The northeastern Aegean island of Lesvos, a place of quiet beauty, storied history, and sacred shrines, had long drawn the attention of tourists, though never quite the hordes of off-islanders that descended each summer onto some of its much smaller, but far more notorious, Cycladic island neighbors to the southwest. Its reputation as the bird-watching capital of Europe, possessing the greatest array of wildflowers in Greece and one of the world’s largest petrified forests, drew a different sort of tourist.
Lesvos ranked as the third largest of Greece’s islands, behind Crete and Evia, with roughly one-third of its 86,000 inhabitants living in its capital city of Mytilini, an alternative name used by many Greeks for the island.
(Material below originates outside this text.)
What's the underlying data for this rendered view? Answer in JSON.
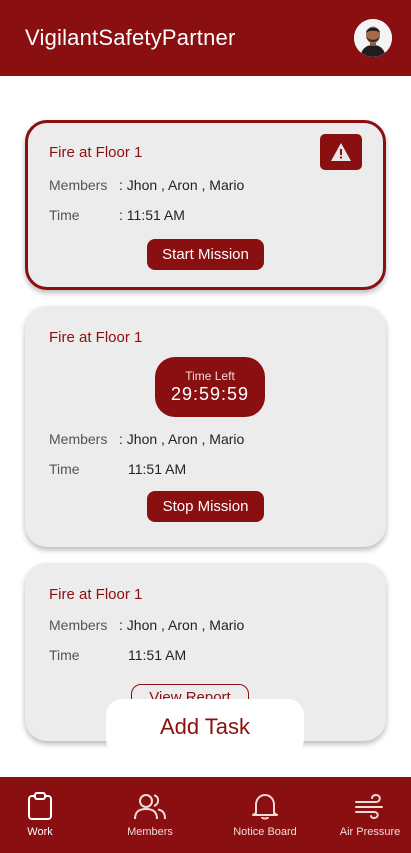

Most Greeks, though, knew very little about modern Lesvos and thought of it, if at all, as little more than the serene agrarian home of Greece’s ouzo and sardine industries.
That abruptly changed in 2015.
Virtually overnight, thousands of men, women, and children fleeing the terrors of their homelands flooded daily out of Turkey across the three-and-a-half to ten-mile-wide Mytilini Strait onto Lesvos. Tourists, who’d come to holiday on the island’s northern shores, found themselves sitting on the verandas of their beachfront hotels, drinking their morning coffee, watching in horror as an armada of dangerously overloaded boats desperately struggled to reach land.
Inevitably, tourists stopped coming.
But not the refugees, for they saw no choice but to come, no matter the predators waiting for them along the way: profiteers poised to make billions of euros off the fears and aspirations of desperate souls willing to pay, do, or risk whatever they must for the promise of a better, safer existence. In 2015, more than a half million asylum-seeking migrants and refugees passed through Lesvos, looking to make their way to other destinations in the European Union (EU).
The chaos of the modern world had spun out a rushing storm of profit for human traffickers of every stripe, and Lesvos sat dead center in its path.